For everything in Japan there is a season, even neckties
A former colleague of mine, a Japanese man who has been living in London for the past seven years, told me what he most misses about Japan is the distinctive seasons. Of course the UK also has four seasons, but this summer it has been rainy and cold more than usual and we all fear that it will merge seamlessly into the dark, damp days of autumn and winter.
Japan is well-known for its cherry blossom viewing season and anyone who has lived any length of time in Japan will also realise how obsessed most Japanese are about what food is best eaten at which time of year.
This sense of seasonal “rightness” even extends to clothing. I remember once hearing my home stay family debate whether it was too early in the autumn for the father to wear his maple leaf tie.
All this illustrates how being tuned into the seasons is vital to getting the right look and feel to your advertising campaigns and product packaging but there is also a strong commercial rhythm to the Japanese year which should not be ignored.

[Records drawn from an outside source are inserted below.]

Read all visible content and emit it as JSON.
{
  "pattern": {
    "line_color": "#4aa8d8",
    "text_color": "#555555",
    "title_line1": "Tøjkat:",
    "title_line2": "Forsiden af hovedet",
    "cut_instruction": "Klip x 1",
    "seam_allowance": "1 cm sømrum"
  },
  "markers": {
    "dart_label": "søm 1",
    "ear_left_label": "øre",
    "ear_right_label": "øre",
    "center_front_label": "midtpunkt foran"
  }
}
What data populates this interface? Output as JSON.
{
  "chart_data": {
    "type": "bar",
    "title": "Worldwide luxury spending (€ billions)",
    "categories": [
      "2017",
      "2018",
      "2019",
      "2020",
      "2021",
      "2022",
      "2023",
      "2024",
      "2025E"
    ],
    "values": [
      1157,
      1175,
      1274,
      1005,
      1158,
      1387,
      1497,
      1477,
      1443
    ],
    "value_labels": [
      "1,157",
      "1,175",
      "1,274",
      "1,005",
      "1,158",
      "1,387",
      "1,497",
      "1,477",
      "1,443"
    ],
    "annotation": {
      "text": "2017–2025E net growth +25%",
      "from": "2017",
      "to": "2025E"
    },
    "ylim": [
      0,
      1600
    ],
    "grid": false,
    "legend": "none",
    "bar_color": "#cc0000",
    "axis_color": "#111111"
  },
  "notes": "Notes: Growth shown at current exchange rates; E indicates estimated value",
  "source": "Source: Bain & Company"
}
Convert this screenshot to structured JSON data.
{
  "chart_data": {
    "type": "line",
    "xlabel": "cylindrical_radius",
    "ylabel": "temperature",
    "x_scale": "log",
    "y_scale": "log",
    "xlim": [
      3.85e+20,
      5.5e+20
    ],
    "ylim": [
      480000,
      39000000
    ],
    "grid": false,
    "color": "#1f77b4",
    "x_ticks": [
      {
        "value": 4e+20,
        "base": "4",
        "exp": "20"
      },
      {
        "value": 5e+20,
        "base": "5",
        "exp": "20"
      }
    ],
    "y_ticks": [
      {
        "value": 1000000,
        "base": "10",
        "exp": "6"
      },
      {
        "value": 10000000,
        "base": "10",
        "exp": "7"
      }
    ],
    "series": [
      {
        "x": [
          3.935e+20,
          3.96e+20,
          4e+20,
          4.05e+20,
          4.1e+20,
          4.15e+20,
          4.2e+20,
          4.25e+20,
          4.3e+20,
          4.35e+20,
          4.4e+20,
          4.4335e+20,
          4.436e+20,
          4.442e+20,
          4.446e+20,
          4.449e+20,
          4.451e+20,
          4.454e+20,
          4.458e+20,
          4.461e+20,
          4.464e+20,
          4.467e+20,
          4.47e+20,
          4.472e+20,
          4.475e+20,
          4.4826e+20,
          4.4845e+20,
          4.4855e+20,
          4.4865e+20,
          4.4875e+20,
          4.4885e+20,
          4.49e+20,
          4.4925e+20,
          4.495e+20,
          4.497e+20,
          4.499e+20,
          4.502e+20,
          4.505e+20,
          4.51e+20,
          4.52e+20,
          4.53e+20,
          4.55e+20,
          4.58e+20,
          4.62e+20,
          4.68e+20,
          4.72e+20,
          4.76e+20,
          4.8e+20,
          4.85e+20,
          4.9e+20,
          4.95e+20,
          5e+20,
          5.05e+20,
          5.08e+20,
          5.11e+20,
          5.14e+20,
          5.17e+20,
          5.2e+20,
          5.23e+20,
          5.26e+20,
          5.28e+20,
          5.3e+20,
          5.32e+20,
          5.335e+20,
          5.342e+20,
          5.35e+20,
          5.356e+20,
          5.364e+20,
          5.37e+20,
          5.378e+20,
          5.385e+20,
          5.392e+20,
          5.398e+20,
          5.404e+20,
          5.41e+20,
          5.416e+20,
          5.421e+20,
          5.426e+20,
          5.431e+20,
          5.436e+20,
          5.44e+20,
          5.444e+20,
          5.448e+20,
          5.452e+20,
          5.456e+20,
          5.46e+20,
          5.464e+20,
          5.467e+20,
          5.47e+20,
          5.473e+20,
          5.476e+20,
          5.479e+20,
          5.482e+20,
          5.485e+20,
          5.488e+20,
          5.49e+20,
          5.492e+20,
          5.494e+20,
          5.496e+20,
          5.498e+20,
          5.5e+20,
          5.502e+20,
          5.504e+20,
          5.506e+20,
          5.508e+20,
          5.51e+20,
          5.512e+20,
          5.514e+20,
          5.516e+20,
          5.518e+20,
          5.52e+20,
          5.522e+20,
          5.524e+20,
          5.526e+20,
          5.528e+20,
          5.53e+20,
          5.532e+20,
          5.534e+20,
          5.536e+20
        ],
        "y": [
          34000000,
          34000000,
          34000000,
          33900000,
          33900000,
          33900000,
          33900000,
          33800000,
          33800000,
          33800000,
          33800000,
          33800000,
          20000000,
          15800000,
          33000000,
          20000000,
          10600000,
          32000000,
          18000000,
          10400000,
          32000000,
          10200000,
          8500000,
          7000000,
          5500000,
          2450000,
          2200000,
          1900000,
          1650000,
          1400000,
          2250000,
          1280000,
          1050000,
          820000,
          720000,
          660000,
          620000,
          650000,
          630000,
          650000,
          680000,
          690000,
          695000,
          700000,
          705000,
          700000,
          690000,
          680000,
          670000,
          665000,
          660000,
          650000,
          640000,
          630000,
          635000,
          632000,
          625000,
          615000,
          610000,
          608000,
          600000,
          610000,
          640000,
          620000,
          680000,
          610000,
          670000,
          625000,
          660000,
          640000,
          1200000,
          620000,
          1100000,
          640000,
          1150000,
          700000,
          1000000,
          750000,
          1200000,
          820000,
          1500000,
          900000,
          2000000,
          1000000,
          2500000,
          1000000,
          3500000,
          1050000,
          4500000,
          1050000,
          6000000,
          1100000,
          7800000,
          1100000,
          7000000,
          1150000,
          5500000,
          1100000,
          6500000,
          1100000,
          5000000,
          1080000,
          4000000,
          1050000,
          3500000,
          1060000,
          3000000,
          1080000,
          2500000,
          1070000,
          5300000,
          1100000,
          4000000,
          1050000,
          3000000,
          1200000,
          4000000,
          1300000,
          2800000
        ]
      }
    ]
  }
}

If you’re thinking about how to time your marketing campaign, there two bonus seasons each year, in summer and just before the New Year, when you’ll notice that advertising for luxury goods suddenly ramps up.
If you’re looking for the right timing for business proposals, it is also worth remembering that most Japanese companies operate on an April 1st to March 31st financial year. April 1st is when new graduates join companies and major reorganisations, promotions and salary changes are implemented. March is therefore a nervous month in most Japanese companies, and not a good time to propose new ideas. A mini-reorganisation is often carried out at the half year point too, on October 1st.
Japanese employees only take about half the holidays they are entitled to and so do not disappear for two weeks to a month in the summer as Europeans do. Still, business meetings in Japan are usually discouraged in July and August. This is partly because some factories close down around the Bon holiday period in mid-August, when people return to their hometowns to visit family graves, but also because the hot and humid weather saps people’s energy.
In September the business trip season starts, climaxing in the attempt to have all payments settled by the calendar year end, in order to start the new year with a clean slate. Unfortunately for those in Europe and North America who are working with Japanese companies, this final push coincides with the Christmas holidays.
The only time when Japan truly shuts down is in the first week of the year, and then another busy period begins, to the end of the financial year, and the annual ‘yosan’ (budget) panic. Then April is taken up with the after-effects of the reorganisations, after which everyone needs the Golden Week holidays at the end of April, through to early May. And so the cycle starts again.